SunRed™ Acetate

Protocol summary

1. Prepare cells with test compounds
2. Remove the medium
3. Add SunRed™ Acetate working solution (100 µL/well/96-well plate or 25 µL/well/384-well plate)
4. Incubate at 37°C, 5% CO₂ incubator for 1 hour
5. Wash and replace the working solution with HHBS
6. Read fluorescence intensity at Ex/Em = 620/660 nm (cut off 640 nm)

Important notes
The following is the recommended protocol. It only provides a guideline, should be modified according to the specific needs.

1. SunRed™ acetate stock solution (2 to 10 mM)
Prepare a 2 to 10 mM stock solution of SunRed™ acetate in DMSO. The stock solution should be used promptly.

SunRed™ acetate working solution:
Prepare SunRed™ acetate working solution at 5 to 10 µM in 1X Hank’s salt solution with 20 mM Hepes buffer (HHBS) or buffer of your choice before the experiment.

For guidelines on cell sample preparation, please visit
https://www.aatbio.com/resources/guides/cell-sample-preparation.html

1. Remove the medium from the cells.
   
   
2. Add 100 µL/well (96-well plate) or 25 µL/well (384-well plate) of SunRed™ acetate working solution.
   
   
3. Incubate the SunRed™ acetate working solution plate at room temperature or 37°C for 1 hour, protected from light.
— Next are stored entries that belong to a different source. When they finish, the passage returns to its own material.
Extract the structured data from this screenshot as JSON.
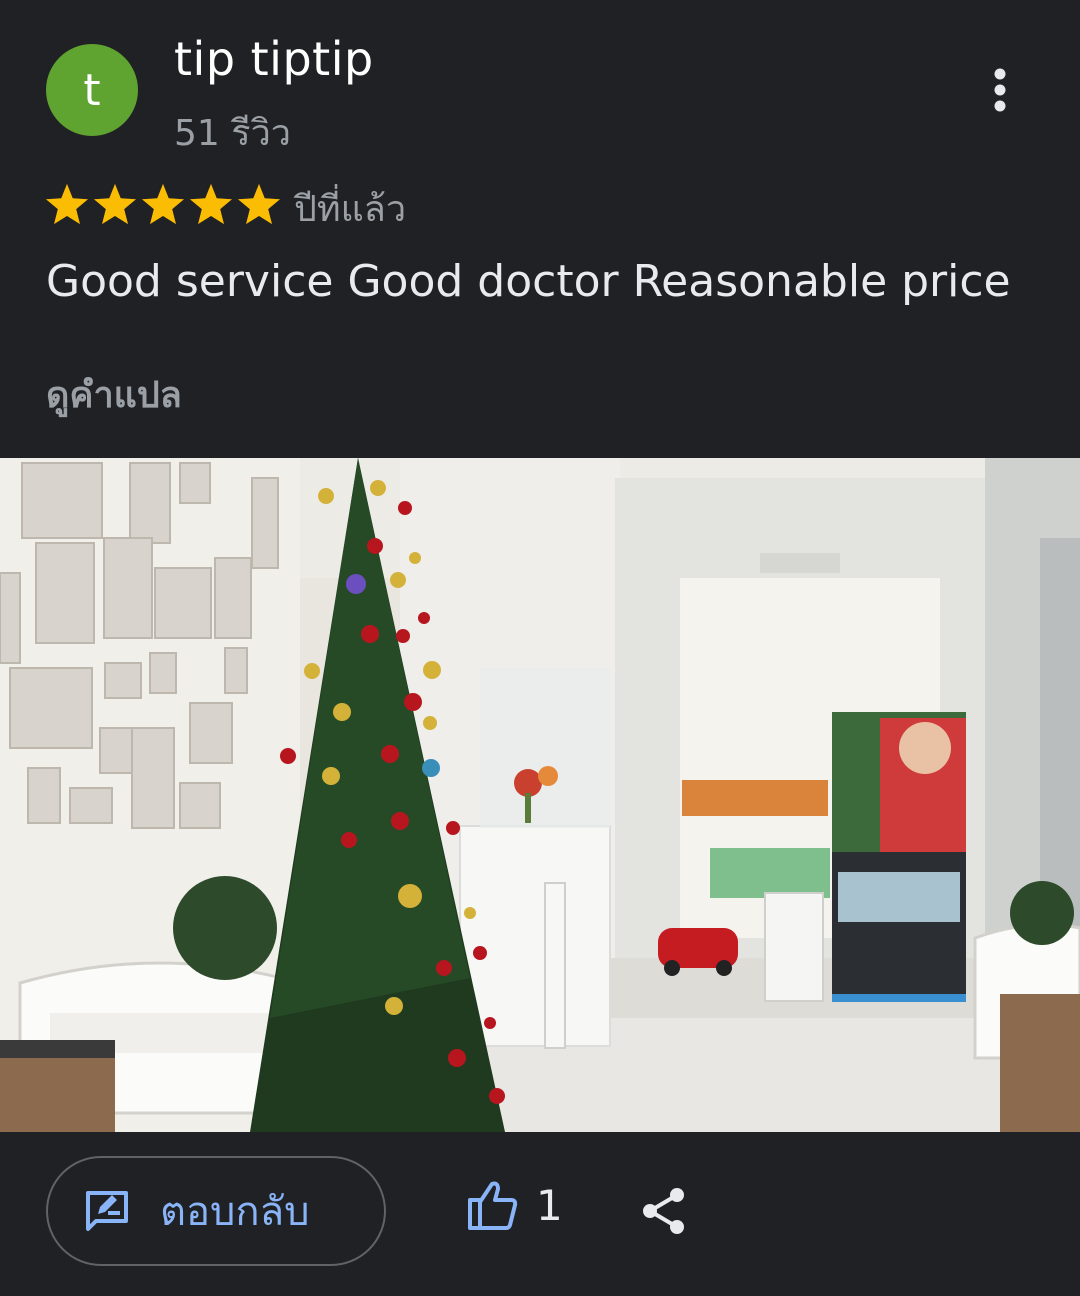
{
  "author": {
    "initial": "t",
    "name": "tip tiptip",
    "review_count": "51 รีวิว",
    "avatar_color": "#5fa330"
  },
  "rating": {
    "stars": 5,
    "max": 5,
    "star_color": "#fbbc04"
  },
  "review": {
    "date": "ปีที่แล้ว",
    "text": "Good service Good doctor Reasonable price",
    "translate_label": "ดูคำแปล"
  },
  "photo": {
    "icon": "dental-clinic-lobby-photo"
  },
  "actions": {
    "reply_label": "ตอบกลับ",
    "like_count": "1",
    "accent_color": "#8ab4f8"
  },
  "icons": {
    "more": "more-vert-icon",
    "reply": "edit-comment-icon",
    "like": "thumb-up-icon",
    "share": "share-icon",
    "star": "star-icon"
  }
}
The appropriate incubation time depends on the individual cell type and cell concentration used. Optimize the incubation time for each experiment. For non-adherent cells, it is recommended to centrifuge cell plates at 800 rpm for 2 minutes with brake off after incubation.
   
   
4. Monitor the fluorescence intensity at Ex/Em = 620/660 nm (cut off 640 nm).